You don’t need to show it to the world you are repenting. Our Father who sees in secret will reward you.


Our liturgical rite of the imposition of ashes in Christian churches began in the tenth century. The use of ashes as a marker of repentance is much, much older. 

The prophets Isaiah, Jeremiah employ this image to reflect grief and mourning. Ezekiel uses it to show complete destruction. Those who wore ashes also wore rough sackcloth ... you know, material made of burlap or hemp or goat’s hair. In repentance we recognize that only God can soothe us, only God can heal our wounds, only God can cleanse us from all unrighteousness. 


The special marks of repentance ... almsgiving, prayer, fasting, and ashes ... are not wrong. These activities are in fact good and beneficial. They’re what God’s people do. God’s people live in repentance not because of some choice they are making or some working they are doing, but because of what God is doing for you, through you. 

Properly speaking, repentance is contrition and faith. That is to say, repentance is the work of God. As the prophet Joel reminded us, he is the one who enables you to rend your hearts and not your garments. He is the one who enables you to return to Him. 


And he does this throughout our lives ... through the faith that he created in us, faith that comprehends the promises of God in Christ Jesus. We don’t merit grace because of our contrition. We can’t even begin to remember all of our sins, let alone confess them. 

But you are saved by God’s grace through faith in Christ. He has chosen you before the foundation of the world to believe in him.
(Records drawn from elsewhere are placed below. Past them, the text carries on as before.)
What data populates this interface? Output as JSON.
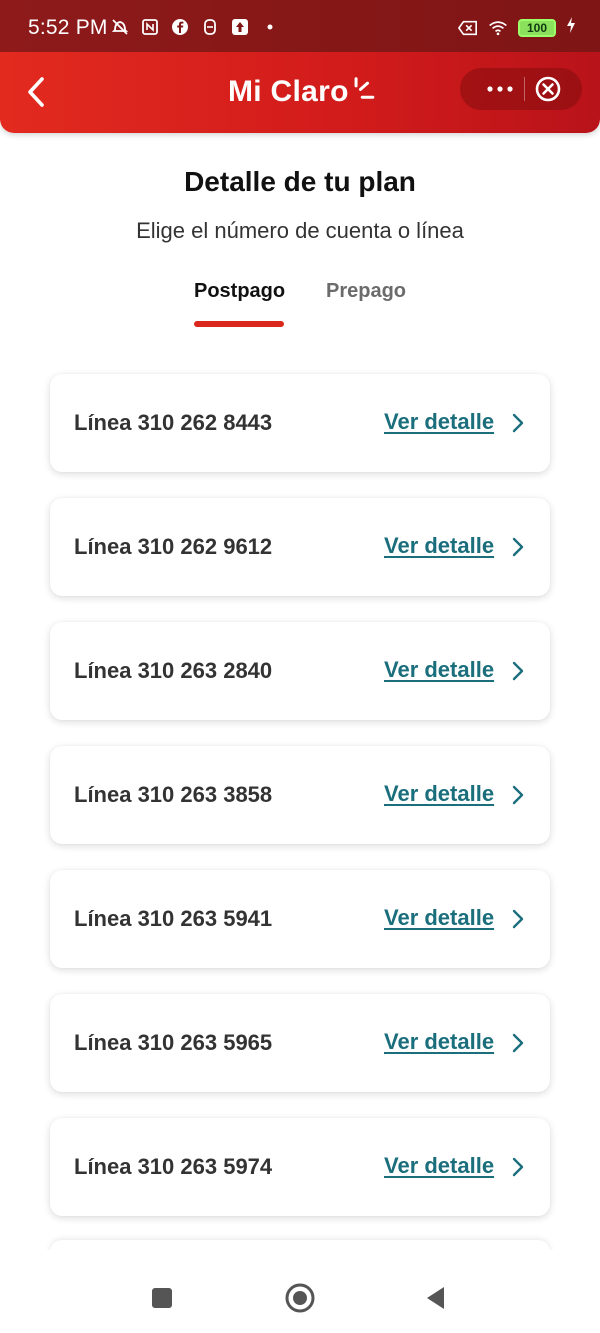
{
  "status_bar": {
    "time": "5:52 PM",
    "battery_level": "100",
    "left_icons": [
      "muted-alarm-icon",
      "nfc-icon",
      "facebook-icon",
      "app-icon",
      "upload-icon",
      "dot-icon"
    ],
    "right_icons": [
      "sim-x-icon",
      "wifi-icon",
      "battery-icon",
      "charging-icon"
    ]
  },
  "header": {
    "brand": "Mi Claro",
    "colors": {
      "primary": "#da291c",
      "dark": "#8e1a1a"
    }
  },
  "page": {
    "title": "Detalle de tu plan",
    "subtitle": "Elige el número de cuenta o línea"
  },
  "tabs": [
    {
      "label": "Postpago",
      "active": true
    },
    {
      "label": "Prepago",
      "active": false
    }
  ],
  "lines": [
    {
      "label": "Línea 310 262 8443",
      "link": "Ver detalle"
    },
    {
      "label": "Línea 310 262 9612",
      "link": "Ver detalle"
    },
    {
      "label": "Línea 310 263 2840",
      "link": "Ver detalle"
    },
    {
      "label": "Línea 310 263 3858",
      "link": "Ver detalle"
    },
    {
      "label": "Línea 310 263 5941",
      "link": "Ver detalle"
    },
    {
      "label": "Línea 310 263 5965",
      "link": "Ver detalle"
    },
    {
      "label": "Línea 310 263 5974",
      "link": "Ver detalle"
    }
  ],
  "link_color": "#1b6f7d",
  "nav_icons": [
    "recents-square-icon",
    "home-circle-icon",
    "back-triangle-icon"
  ]
}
And because of the faith that he gave you, your Father who sees in secret will reward you

Today. 

Behold, now is the favorable time; behold, now is the day of salvation. 


Brothers and sisters in Christ, your sins have been forgiven in Christ Jesus. God has led you in repentance here so that you can hear his promise once again. Your sins are forgiven in Christ. He who knew no sin has become sin for you. The author of Life has traded his life for your ashes. 
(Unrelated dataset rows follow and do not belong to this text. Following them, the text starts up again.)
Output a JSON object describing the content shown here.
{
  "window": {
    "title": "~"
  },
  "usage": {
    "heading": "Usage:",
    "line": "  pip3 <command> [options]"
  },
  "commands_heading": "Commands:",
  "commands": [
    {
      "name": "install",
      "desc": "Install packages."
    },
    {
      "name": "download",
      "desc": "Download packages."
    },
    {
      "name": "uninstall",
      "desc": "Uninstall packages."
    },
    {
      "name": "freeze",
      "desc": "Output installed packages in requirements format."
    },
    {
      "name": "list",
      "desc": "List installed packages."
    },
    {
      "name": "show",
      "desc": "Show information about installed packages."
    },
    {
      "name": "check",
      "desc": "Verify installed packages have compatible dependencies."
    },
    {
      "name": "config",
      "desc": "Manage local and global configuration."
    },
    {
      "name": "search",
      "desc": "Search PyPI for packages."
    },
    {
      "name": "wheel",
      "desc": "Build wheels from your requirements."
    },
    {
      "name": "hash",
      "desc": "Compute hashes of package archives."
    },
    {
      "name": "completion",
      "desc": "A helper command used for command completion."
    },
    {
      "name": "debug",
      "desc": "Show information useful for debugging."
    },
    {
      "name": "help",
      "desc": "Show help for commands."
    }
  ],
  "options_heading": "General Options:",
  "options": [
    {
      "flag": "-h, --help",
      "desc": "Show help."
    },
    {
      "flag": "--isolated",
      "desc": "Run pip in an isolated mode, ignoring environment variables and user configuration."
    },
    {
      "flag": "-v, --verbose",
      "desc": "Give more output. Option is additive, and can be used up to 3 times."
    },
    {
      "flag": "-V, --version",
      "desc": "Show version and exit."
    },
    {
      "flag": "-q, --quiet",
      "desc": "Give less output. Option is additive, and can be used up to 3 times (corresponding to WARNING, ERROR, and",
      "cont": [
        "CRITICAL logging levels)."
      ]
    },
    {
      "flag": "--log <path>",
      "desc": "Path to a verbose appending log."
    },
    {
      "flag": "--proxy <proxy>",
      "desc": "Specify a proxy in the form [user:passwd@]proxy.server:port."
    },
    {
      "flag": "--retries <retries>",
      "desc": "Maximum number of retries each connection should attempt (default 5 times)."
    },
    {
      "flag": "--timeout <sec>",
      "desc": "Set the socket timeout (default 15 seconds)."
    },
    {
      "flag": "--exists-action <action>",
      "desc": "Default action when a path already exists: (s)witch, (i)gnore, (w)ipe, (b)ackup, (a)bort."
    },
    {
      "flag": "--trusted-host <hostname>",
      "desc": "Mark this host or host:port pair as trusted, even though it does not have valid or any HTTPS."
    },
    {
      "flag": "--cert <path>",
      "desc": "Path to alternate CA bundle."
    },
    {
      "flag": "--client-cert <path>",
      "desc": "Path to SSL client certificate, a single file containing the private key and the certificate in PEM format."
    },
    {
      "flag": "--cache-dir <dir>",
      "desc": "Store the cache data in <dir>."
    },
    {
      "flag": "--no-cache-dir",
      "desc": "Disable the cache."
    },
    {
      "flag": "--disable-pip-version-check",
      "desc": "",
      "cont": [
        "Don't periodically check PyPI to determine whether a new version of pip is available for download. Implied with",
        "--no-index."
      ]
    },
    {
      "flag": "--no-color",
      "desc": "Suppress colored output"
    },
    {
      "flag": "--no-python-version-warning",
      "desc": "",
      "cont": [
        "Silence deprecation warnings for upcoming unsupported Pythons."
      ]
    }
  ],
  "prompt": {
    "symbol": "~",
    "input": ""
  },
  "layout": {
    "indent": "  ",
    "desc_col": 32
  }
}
Jesus took your sins .. the sins that were killing you ... he took them from you. He took your sins Golgotha. There he ensured that your sins would die with him on the cross. Then he made sure your sins were buried in his tomb, to ensure that they will never be heard from again. More than that, Jesus has raised from the dead. Death and ashes have no more dominion over you. He has given you who faith in these promises eternal life.
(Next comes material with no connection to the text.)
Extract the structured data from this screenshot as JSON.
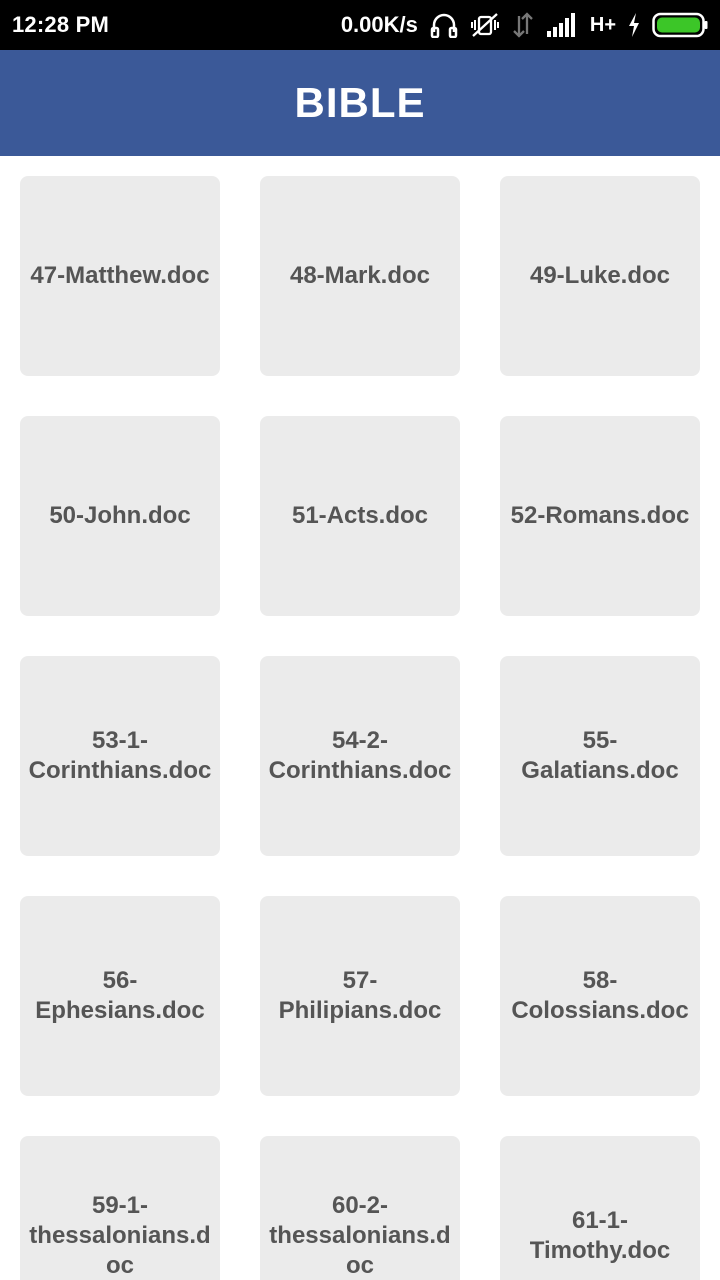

These promises were given to you at your baptism. There, at that font, God united himself with you. There at the font, he washed away all of the black marks from your life and he clothed in the active righteousness of Christ. Do you not know that all of us who have been baptized into Christ Jesus were baptized into his death? We were buried therefore with him by baptism into death, in order that, just as Christ was raised from the dead by the glory of the Father, we too might walk in newness of life.

And that new life is yours now. 

It begins anew today. 

Today he has prepared a Feast of Forgiveness for you. Here at his altar, your Father in heaven is entreating you to join him and all the heavenly hosts at his table to celebrate the feast of the lamb, whose kingdom has no end. It is fitting to celebrate and be glad, he said, for your brothers and sisters in Christ were dead but now are alive. There is no greater treasure than the forgiveness he delivers here tonight. 


When you leave church, if you stop somewhere on the way home, don’t be surprised if folks look at you a bit perplexed. The mark of Christ on your forehead and on your heart is showing forth a little more today.

There’s no need to blow the trumpet and go into a lengthy theological discourse about what it all means. Just keep it simple. “Oh, it’s Ash Wednesday, and I was at church. We are dust and to dust we shall return. But Jesus Christ was raised from the dead giving us the promise that we now have eternal life in him.